Mike Severino, MD
Rovalpituzumab Tesirine (Rova-T) delivered disappointing preliminary results in the third-line setting for patients with relapsed/refractory small cell lung cancer (SCLC) with high DLL3 expression, according to findings from the single-arm, phase II TRINITY trial.
Per investigator assessment, the DLL3-targeted antibody-drug conjugate had a best overall response (BOR) rate of 29% (95% CI, 22-36), with BOR defined as a complete response (CR) or partial response (PR) at any time prior to receiving any subsequent anticancer therapy.1
The objective response rate (ORR) was 16% (95% CI, 11-22) according to the independent review committee (IRC), with ORR defined as CR or PR prior to receiving any subsequent anticancer therapy, with confirmation of CR or PR at least 28 days from the initial determination per RECIST v1.1. Also per the IRC, the median duration of response was 4.1 months (95% CI, 3.0-4.2). The median overall survival (OS) was 5.6 months (95% CI, 4.9-6.8), with an estimated 12-month OS rate of 17.5% (95% CI, 10.8-25.5).
The full results have been submitted for presentation at the 2018 ASCO Annual Meeting.

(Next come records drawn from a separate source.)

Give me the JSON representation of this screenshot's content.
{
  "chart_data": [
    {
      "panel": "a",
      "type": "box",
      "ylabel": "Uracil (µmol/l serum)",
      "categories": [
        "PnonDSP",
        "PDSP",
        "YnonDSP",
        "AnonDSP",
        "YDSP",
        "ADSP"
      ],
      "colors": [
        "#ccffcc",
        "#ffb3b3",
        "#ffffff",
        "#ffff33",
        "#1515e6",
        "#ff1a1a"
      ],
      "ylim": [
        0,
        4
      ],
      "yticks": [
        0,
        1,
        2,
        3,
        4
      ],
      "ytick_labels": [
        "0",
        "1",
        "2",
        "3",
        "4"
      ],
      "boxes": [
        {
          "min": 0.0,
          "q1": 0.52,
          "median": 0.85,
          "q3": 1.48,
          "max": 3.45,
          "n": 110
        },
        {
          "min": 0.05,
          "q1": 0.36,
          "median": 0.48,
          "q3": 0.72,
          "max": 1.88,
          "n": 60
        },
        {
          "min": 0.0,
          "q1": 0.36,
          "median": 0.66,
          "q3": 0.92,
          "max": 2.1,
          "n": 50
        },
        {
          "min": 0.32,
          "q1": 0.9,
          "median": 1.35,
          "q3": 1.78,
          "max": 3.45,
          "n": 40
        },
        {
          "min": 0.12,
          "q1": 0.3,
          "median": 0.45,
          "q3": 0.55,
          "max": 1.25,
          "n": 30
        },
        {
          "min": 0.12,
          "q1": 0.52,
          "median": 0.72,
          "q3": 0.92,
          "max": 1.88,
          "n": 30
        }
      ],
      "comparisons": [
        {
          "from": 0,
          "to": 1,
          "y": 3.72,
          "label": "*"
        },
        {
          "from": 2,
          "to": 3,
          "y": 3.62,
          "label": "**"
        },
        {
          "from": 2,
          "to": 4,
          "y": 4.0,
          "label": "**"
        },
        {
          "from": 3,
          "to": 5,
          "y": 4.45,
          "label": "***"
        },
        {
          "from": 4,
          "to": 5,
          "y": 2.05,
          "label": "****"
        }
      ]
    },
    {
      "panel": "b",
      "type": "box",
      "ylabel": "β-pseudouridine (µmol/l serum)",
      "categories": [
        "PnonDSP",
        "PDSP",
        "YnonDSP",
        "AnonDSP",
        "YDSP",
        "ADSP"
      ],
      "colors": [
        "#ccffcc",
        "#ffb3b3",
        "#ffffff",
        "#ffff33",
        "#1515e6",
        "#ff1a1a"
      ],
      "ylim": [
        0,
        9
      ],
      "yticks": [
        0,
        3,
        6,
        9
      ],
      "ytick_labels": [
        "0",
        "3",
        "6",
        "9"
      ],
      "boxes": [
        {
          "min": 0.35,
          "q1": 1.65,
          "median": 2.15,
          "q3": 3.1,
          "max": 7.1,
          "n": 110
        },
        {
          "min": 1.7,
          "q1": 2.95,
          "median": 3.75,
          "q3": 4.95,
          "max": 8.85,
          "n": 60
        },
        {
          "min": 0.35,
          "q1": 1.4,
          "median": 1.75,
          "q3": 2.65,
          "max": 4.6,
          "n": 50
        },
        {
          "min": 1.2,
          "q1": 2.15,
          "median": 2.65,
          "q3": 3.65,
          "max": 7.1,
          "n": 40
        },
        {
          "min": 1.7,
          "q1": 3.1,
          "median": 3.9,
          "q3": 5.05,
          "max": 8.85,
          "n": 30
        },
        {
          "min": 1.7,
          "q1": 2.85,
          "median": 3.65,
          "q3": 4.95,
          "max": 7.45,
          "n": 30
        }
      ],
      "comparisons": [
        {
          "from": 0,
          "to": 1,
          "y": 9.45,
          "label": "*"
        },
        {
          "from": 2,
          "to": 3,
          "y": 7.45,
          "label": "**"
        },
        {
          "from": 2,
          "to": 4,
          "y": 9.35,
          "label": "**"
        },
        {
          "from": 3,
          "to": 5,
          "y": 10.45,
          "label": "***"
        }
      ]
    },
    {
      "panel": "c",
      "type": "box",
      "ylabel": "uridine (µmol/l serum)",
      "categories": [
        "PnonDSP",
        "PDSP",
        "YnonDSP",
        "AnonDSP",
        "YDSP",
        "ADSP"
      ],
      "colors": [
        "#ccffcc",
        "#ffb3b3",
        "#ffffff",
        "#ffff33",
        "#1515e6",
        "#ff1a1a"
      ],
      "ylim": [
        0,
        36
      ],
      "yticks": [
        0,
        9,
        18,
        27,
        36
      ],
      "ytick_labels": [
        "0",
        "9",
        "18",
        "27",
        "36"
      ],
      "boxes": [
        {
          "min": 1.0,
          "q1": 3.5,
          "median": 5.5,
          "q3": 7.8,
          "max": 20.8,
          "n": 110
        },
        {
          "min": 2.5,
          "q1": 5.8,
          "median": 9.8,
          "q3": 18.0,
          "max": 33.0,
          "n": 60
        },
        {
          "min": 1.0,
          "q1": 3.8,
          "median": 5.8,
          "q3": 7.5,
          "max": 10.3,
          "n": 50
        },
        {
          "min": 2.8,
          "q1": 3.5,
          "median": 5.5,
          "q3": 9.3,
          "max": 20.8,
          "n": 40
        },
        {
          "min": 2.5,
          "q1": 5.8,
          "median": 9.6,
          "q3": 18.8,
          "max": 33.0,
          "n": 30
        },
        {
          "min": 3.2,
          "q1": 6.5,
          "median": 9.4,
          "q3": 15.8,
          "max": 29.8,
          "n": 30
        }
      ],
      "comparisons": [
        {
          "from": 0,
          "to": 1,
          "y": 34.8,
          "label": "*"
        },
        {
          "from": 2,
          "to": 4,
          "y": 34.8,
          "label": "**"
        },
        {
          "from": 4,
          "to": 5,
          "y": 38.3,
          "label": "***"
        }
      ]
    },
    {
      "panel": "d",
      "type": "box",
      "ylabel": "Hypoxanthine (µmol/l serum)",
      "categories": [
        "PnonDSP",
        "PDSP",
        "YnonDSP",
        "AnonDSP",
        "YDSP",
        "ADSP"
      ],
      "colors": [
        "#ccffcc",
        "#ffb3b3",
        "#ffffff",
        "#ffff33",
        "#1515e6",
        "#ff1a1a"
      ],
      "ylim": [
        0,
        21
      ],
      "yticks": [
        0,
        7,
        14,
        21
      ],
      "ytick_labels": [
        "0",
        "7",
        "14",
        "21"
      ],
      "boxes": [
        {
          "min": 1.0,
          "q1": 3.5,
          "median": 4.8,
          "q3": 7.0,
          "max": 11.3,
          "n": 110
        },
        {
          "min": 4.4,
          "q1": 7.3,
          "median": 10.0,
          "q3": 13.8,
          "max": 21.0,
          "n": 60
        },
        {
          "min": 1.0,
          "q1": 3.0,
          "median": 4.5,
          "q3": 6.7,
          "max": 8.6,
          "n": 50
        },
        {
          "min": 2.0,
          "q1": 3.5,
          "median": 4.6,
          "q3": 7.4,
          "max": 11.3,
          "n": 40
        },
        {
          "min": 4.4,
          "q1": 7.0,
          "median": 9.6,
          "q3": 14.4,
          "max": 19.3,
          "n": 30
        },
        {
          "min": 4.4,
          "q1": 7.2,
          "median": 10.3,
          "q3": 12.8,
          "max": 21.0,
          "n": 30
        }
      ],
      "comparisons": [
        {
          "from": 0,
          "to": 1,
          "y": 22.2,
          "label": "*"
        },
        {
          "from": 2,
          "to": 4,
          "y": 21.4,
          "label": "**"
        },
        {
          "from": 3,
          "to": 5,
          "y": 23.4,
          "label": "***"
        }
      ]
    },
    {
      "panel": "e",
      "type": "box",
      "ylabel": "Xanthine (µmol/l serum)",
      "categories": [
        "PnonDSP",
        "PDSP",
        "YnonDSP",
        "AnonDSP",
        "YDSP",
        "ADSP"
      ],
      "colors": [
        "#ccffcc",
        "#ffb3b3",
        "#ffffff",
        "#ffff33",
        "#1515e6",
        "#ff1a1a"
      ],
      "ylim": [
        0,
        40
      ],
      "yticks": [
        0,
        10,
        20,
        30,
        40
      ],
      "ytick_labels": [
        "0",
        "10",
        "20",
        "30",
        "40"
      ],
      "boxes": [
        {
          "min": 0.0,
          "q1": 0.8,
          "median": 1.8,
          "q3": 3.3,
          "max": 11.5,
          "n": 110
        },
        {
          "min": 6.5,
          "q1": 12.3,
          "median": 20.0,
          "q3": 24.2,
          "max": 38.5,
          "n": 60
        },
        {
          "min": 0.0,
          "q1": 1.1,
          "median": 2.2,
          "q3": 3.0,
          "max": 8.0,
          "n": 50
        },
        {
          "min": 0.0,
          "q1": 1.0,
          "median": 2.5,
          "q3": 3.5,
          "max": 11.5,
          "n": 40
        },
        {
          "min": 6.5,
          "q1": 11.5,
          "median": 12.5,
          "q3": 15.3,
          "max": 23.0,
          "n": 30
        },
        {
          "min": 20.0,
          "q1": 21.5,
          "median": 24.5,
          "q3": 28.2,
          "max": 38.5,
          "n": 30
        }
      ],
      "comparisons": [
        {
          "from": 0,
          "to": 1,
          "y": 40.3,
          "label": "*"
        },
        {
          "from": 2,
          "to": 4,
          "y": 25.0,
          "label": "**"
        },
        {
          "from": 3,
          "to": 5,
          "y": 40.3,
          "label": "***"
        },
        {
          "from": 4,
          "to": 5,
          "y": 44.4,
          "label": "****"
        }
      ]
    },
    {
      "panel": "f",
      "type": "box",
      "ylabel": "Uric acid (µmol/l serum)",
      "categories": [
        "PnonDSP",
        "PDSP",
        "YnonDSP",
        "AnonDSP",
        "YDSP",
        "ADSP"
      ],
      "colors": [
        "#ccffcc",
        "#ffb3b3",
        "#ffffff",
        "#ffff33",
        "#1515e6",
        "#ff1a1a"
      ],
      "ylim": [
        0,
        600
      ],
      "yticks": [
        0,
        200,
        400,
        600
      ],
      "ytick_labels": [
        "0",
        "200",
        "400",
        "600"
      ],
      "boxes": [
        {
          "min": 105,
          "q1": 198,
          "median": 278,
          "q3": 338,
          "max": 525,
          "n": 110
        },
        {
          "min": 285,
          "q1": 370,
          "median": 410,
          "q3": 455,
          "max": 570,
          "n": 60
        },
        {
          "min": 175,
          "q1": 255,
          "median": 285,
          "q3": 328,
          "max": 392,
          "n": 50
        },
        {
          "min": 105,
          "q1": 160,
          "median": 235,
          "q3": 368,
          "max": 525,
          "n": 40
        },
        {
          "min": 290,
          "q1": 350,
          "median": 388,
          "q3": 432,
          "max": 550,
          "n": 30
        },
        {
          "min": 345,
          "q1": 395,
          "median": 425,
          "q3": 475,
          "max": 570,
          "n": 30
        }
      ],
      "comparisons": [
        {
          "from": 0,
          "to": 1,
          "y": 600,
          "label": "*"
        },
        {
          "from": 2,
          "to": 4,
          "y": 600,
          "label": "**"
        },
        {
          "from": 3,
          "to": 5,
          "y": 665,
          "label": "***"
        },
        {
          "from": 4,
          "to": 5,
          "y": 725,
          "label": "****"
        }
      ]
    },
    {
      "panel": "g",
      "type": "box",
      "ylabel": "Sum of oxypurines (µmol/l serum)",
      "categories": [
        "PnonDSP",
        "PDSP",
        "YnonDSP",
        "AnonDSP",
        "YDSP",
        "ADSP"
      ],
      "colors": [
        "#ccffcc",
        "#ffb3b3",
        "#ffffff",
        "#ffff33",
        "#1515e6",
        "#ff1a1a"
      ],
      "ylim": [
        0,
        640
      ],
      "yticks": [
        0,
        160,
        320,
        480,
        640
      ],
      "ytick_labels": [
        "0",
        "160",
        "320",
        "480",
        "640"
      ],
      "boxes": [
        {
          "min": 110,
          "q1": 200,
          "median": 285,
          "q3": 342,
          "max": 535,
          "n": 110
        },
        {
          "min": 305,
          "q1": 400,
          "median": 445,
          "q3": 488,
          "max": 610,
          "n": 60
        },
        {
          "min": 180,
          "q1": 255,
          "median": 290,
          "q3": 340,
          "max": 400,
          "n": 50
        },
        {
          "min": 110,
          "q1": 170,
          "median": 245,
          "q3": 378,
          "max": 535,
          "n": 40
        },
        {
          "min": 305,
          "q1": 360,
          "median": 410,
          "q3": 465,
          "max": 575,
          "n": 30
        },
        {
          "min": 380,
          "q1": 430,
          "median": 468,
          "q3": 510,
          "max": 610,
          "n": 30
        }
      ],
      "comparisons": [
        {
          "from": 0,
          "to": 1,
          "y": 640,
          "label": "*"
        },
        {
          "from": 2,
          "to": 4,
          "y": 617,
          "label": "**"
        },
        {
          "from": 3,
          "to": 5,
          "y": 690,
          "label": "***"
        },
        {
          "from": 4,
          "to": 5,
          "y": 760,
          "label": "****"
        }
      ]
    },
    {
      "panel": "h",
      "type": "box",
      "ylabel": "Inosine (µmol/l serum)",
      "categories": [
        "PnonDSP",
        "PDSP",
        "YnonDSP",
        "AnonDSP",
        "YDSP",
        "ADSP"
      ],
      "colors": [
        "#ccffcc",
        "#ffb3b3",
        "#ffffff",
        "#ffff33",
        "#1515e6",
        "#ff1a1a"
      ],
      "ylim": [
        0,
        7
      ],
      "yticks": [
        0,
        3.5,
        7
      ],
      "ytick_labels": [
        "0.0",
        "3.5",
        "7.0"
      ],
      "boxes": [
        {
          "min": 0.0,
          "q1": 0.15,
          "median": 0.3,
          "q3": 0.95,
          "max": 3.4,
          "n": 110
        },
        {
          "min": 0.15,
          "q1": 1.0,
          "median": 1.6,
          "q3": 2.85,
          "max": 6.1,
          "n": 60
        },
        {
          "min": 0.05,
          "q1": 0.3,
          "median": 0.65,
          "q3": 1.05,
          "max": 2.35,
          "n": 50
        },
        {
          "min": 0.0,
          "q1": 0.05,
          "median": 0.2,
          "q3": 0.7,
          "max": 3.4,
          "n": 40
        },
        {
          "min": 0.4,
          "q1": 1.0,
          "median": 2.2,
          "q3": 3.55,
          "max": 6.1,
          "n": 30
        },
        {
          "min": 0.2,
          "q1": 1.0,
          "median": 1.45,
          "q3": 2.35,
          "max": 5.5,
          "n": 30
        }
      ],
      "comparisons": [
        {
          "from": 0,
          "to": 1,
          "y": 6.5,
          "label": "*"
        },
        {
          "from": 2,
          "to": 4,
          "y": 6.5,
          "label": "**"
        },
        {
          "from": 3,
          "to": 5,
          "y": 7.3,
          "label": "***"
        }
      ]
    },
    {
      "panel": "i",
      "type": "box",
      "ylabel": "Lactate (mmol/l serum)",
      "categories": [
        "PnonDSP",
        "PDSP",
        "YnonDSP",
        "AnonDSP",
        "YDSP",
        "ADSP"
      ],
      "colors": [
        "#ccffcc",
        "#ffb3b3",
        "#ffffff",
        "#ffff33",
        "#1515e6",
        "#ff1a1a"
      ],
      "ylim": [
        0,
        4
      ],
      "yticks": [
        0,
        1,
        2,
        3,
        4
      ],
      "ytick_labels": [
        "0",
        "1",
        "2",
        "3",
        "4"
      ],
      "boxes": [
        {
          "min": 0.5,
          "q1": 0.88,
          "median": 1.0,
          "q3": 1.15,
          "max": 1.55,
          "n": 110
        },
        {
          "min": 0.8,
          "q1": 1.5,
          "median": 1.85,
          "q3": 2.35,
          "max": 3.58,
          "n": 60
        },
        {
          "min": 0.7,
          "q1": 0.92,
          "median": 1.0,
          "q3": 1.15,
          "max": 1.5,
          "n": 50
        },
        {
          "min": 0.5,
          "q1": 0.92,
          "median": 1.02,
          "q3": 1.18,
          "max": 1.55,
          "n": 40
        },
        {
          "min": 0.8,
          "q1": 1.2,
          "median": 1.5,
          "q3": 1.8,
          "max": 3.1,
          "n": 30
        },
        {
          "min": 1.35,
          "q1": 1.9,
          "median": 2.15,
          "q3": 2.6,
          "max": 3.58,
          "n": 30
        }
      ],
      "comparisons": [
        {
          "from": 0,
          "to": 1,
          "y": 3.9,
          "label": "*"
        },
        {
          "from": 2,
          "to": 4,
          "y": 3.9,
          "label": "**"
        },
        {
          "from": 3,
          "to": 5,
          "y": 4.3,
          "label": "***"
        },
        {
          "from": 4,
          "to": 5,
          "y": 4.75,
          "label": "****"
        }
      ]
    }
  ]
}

Based on these findings, AbbVie, the manufacturer of the antibody-drug conjugate, announced that it will not seek accelerated approval from the FDA for use of the drug in third-line SCLC.
“We continue to believe Rova-T has potential for patients with small cell lung cancer and other DLL3-expressing cancers,” Mike Severino, MD, executive vice president of research and development and chief scientific officer at AbbVie, said in a statement. “Although the results from the study were not what we hoped for, we look forward to receiving data from the ongoing phase III studies in the first- and second-line settings and remain committed to developing Rova-T for the treatment of patients with small cell lung cancer.”
The multicenter, open-label, single-arm TRINITY trial included 177 patients with DLL3-expressing SCLC who had undergone at least 2 previous treatment regimens, at least 1 of which was a platinum-based regimen. The primary objective was an assessment of Rova-T’s efficacy of Rova-T as third-line and later treatment. Secondary objectives included assessment of safety and tolerability, pharmacokinetics, RECIST-assessed progression-free survival (PFS), duration of response, and clinical benefit rate.
The most common treatment-emergent adverse events (TRAEs) were fatigue (38%), photosensitivity reaction (36%), pleural effusion (32%), edema peripheral (31%), decreased appetite (30%), nausea (26%), dyspnea (25%), thrombocytopenia (25%), constipation (22%), vomiting (17%), anemia (17%), hypoalbuminemia (16%), and cough (16%).
The most common (≥5%) grade ≥3 severe toxicities were thrombocytopenia (11%), photosensitivity reaction (7%), and pleural effusion (5%).
The ongoing phase III MERU study (NCT03033511) is exploring Rova-T as maintenance therapy following first-line platinum-based chemotherapy in patients with extensive stage SCLC. The phase III TAHOE trial (NCT03061812) is comparing Rova-T with topotecan in patients with advanced or metastatic SCLC with high levels of DLL3 who have first disease progression during or following frontline platinum-based chemotherapy.
Rova-T previously demonstrated promising activity in a first-in-human, first-in-class, open-label phase I study.2
Eighty-two patients enrolled in the study at 10 US centers from July 2013 to August 2015. The population included 74 patients with SCLC and 8 with large-cell neuroendocrine carcinoma. All patients received at least 1 dose of Rova-T. The whole study cohort received a median of 2 doses (IQR 1-3; range 1-14).
Eleven of 60 assessable patients (18%) who received an active dose of Rova-T (0.2 mg/kg or 0.4 mg/kg every 3 weeks or 0.3 mg/kg or 0.4 mg/kg every 6 weeks) achieved a confirmed objective response, and 30 patients (50%) had stable disease. The median PFS was 2.8 months (95% CI, 2.5-4.0).
An exploratory analysis of available tumor tissue samples (n = 34) showed an overall response rate of 38% (n = 10) among 26 DLL3-high patients (tumor expression levels ≥50%) compared with 0% in DLL3-low patients. The median PFS was 4.3 months (95% CI, 2.8-5.6) in DLL3-high patients versus 2.2 months (95% CI, 1.3-2.5) in DLL3-low patients.
Of 65 patients with SCLC who were assessable for activity analyses and received any dose of Rova-T, 11 (17%) achieved a confirmed objective response, and 35 (54%) had stable disease. Thus, 46 patients (71%) achieved disease control.
Thirty-nine patients provided samples for exploratory analysis of DLL3 expression in tumor tissue. Of 29 assessable DLL3-high patients, 10 (35%) had a confirmed objective response and 26 (90%) achieved disease control. Of the 10 assessable patients defined as DLL3-low, none achieved a confirmed objective response, though 6 (60%) had disease control.